The average age of family farmers now is 57 and there aren’t enough young people to pass the torch to. We need to start educating and recruiting young people in schools to become farmers and spread the message that if you really want to serve your country, become a sustainable farmer! I met a lot of people at Farm Aid 2013 who are trying to do just that. I don’t believe Farm Aid will save the humans on its own however… every day has to be Farm Aid if any real change is going to happen… every time we spend money on food we have a choice. It all comes from us. It’s the little things that add up to big changes.

Also, every farmers market should have live music going on. We need to bring American culture back home….great local food, great music… that’s what folks should be putting their energy towards.
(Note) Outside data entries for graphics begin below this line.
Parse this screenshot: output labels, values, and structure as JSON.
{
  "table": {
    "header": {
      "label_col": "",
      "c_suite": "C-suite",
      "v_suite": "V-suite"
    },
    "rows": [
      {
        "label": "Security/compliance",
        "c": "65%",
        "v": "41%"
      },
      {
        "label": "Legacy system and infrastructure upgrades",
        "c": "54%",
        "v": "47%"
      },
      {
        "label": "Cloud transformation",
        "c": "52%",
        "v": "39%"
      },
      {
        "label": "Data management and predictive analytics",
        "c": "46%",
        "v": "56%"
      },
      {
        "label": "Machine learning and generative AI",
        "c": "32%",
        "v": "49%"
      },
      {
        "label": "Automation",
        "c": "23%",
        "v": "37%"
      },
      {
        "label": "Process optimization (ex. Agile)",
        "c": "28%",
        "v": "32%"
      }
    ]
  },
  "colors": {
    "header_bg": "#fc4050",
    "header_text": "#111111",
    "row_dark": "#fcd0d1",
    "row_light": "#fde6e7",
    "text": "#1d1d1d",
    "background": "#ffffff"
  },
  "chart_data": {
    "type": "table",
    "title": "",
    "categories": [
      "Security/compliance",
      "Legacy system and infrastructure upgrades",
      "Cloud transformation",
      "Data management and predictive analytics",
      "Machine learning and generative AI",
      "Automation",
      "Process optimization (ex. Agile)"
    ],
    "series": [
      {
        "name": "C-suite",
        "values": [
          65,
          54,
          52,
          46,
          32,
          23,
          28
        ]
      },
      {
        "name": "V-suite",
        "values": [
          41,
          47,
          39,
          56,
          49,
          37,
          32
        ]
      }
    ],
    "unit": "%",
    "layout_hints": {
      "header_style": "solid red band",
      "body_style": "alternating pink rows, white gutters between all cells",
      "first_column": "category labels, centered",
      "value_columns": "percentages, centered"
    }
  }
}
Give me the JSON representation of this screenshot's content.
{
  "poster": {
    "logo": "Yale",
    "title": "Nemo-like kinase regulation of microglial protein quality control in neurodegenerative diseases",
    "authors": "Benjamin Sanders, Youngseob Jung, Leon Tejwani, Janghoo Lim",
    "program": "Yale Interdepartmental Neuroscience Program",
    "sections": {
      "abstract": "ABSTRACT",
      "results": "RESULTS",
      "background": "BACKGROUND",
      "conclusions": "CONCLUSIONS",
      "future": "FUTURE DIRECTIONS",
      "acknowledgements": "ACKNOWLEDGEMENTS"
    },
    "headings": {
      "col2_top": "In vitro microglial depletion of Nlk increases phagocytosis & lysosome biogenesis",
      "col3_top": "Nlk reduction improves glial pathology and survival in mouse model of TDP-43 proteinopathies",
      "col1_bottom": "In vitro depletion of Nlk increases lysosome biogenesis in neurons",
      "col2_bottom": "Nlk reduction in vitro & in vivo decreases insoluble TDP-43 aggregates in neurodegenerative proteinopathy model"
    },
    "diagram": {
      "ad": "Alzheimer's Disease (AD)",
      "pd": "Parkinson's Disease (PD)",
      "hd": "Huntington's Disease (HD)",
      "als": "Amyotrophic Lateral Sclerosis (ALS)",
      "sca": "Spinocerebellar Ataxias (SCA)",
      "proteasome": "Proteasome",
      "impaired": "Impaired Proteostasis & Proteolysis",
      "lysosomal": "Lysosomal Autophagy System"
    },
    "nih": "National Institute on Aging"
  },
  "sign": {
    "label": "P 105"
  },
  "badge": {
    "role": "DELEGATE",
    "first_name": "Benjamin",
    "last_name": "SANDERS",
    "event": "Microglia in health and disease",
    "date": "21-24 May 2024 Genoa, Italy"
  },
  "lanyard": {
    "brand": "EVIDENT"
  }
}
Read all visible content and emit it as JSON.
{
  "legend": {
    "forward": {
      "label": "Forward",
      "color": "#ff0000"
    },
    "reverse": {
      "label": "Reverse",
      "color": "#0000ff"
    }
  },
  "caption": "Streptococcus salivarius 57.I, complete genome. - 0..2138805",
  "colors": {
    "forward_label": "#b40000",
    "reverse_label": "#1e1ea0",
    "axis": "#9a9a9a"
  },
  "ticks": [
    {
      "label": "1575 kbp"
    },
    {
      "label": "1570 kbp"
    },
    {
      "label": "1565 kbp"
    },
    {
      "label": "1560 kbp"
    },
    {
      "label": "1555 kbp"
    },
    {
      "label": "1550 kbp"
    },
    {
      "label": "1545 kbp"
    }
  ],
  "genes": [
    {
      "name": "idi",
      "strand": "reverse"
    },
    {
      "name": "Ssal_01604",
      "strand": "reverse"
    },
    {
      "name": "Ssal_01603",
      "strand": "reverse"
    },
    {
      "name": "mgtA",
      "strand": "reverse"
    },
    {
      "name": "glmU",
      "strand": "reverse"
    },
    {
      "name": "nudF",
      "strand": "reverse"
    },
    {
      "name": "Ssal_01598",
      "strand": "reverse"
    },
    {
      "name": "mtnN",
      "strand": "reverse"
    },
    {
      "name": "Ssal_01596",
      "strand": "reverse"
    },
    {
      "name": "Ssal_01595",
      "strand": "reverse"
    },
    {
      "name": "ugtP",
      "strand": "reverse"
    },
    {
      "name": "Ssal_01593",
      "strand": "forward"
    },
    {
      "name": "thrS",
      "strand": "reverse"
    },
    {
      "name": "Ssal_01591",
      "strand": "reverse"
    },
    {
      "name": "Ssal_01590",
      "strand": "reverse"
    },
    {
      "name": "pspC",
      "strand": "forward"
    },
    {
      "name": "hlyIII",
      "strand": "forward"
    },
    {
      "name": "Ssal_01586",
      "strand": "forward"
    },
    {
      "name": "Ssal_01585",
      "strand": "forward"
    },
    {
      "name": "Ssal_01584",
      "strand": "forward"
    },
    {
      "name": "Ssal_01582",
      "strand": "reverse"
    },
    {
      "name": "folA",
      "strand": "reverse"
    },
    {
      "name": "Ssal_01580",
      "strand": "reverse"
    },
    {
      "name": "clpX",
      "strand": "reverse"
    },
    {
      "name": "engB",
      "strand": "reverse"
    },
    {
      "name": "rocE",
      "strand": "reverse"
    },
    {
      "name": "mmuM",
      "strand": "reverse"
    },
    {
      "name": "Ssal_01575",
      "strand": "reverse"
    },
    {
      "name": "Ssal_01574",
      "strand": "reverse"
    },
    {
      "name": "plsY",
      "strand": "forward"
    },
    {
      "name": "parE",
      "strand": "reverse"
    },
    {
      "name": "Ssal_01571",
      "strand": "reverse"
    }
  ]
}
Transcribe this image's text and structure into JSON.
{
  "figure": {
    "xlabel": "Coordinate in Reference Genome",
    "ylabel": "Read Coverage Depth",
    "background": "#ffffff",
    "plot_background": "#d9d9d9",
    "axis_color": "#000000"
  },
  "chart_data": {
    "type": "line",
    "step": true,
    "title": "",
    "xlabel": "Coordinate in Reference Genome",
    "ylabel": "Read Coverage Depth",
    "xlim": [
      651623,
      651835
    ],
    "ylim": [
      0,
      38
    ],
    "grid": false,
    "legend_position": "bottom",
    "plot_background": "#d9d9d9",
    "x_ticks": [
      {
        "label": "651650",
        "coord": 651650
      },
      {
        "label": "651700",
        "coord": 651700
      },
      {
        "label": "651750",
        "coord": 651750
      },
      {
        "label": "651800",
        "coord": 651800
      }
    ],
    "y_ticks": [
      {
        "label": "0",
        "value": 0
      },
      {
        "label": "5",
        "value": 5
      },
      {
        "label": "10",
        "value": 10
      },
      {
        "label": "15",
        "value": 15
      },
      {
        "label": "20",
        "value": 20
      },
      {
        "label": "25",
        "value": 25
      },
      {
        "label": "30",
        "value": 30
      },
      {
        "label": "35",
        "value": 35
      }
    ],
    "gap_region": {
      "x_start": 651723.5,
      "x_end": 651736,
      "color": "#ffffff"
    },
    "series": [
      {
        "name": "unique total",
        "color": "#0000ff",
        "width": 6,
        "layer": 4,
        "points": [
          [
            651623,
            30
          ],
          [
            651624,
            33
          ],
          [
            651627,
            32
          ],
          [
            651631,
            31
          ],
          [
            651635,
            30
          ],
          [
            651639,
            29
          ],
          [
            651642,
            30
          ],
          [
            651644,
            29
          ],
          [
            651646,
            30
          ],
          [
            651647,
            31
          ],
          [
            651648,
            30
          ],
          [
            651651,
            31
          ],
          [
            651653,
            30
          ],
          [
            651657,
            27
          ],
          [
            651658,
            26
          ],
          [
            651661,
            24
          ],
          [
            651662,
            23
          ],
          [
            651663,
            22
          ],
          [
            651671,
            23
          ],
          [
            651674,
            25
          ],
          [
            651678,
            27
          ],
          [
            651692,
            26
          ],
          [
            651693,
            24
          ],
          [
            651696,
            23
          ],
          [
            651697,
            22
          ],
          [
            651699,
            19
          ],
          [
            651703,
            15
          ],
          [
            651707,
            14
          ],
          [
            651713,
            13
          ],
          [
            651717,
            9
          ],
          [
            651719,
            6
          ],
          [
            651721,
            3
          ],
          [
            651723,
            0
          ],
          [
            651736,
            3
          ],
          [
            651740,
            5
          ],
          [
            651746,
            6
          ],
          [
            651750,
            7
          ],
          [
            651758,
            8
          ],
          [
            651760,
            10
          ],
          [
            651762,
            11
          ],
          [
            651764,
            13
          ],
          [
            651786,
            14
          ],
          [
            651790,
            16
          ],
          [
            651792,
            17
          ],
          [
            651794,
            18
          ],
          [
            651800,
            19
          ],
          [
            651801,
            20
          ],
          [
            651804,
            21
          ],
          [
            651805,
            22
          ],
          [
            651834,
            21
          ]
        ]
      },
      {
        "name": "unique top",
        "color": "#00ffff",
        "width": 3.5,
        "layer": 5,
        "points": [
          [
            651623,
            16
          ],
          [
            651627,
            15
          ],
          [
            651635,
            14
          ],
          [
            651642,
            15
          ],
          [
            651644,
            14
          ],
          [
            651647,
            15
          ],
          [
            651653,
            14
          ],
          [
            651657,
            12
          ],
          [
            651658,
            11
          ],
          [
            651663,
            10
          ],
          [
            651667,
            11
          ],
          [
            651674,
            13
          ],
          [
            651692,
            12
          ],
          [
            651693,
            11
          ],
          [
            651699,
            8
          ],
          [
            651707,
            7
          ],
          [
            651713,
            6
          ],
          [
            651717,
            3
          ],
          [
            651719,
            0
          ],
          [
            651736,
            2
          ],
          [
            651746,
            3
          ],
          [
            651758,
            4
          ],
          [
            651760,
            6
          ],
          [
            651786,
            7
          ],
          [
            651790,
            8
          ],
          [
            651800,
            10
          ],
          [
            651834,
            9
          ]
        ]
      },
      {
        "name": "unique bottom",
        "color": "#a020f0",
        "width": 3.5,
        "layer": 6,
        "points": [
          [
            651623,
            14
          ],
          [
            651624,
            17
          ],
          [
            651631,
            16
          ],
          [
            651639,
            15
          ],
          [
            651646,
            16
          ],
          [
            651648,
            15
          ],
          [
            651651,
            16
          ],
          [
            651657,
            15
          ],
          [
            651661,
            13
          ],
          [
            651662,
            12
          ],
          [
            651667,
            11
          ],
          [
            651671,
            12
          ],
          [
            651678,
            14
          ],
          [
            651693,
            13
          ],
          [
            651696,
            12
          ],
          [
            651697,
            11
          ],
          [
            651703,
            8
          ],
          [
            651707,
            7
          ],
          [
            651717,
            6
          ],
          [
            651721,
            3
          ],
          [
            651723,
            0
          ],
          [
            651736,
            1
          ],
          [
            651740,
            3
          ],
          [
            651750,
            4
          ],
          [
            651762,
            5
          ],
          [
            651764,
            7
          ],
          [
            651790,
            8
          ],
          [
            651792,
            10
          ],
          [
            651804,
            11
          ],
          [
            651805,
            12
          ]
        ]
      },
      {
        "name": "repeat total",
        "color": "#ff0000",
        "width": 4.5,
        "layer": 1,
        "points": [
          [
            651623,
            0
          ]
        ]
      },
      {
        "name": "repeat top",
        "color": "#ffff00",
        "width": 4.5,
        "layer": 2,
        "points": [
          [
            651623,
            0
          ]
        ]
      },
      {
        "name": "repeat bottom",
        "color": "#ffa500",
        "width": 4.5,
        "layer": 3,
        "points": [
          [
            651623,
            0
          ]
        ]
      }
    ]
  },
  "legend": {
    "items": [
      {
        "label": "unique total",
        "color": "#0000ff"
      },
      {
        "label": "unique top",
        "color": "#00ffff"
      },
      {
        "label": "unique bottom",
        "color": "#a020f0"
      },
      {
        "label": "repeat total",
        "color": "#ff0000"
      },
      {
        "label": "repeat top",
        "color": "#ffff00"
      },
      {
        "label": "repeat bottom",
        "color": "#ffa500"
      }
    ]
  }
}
And bringing good food to places that need it the most, places where kids are unaware of how important the issue is for their future…we are in a dire situation and most young folks either have no clue what’s going on or they just don’t care …but it’s going to be too late when our parents are gone and we’ve inherited the planet… It would be great to not have to hit total rock bottom before people wake up, but it’s pretty hard not to be cynical.

FA: What advice would you give your fans about what they can do to help family farmers thrive?

MN: My advice would be to kill your TV for starters (making a slow-motion video of you or a friend destroying it with a baseball bat is a fun one), spend less time on your computer and more time outside, in nature. De-program yourself. Get yourself free. Get rid of your lawn and plant a garden instead. Learn all you can while you still can about how to be as resilient as possible. Download an app called “BUYCOTT,” which allows you to see exactly which companies profit from what you’re buying, all the way up the pyramid. Shop local. Eat local. Support your local farmers market. And if you can, come to Insects vs Robots shows! We will be having a Farm Aid donation booth at our merch table where you will get a free download if you donate to Farm Aid.

FA: Tell us about Farm Aid’s Board Members – Willie, John, Neil and Dave. Obviously you’ve got a pretty special connection.

MN: I see my dad and uncle Neil as sort of like elders of the human tribe. I’ve learned so much from them growing up and am proud to be part of their lives and sort of walking in their footsteps. It is always so inspiring to hear them and Dave and John speak at the Farm Aid press conference. They don’t mince words and really bring you into the moment and remind us all why we are there. It’s like the annual tribal gathering of the superheroes who are trying to save the world. I loved Dave’s quote this year “…if you have to frack something, why don’t you frack yourself.” Classic Dave.

It made me so happy for my dad to invite my band to play at Farm Aid this year. We love nothing more than playing music together and so I know my dad would support any musical project I am involved in, but I’m so glad Insects vs Robots (IvR) has been so genuinely welcomed by his fans as well, even though for many of them they probably never would have been exposed to our music. We’ve opened for him a handful of shows now and it’s always such a great family-oriented time….people seem to have as much fun at our shows as we are having, which is good.

It was also a super cool feeling to have Neil come up after our set and give me a big hug and tell me how much he loved our set. He brought us on his bus and we talked for a long time about music and recording and he imparted some valuable wisdom and ideas to us, which we soaked right up. We are all a bunch of audiophile sonic-wizard-nerds like Neil so we all geeked out and bonded over that stuff. He has always made his music on his own terms and he always keeps it real so we connected on that as well. IvR has always lived and made our music that way and so I am glad that energy came through even in our 15 minute set. And every time I ran into Neil the rest of that day he would look me in the eye and say “GREAT SET TODAY. GREAT BAND.” It made us feel really proud of ourselves for how far we’ve come as a band and all the love and energy we put into our music since Neil has always been an incredible inspiration to all of us. We are extremely honored to be a part of Farm Aid and hope to continue to use our music as a voice for helping sustainable family farmers thrive.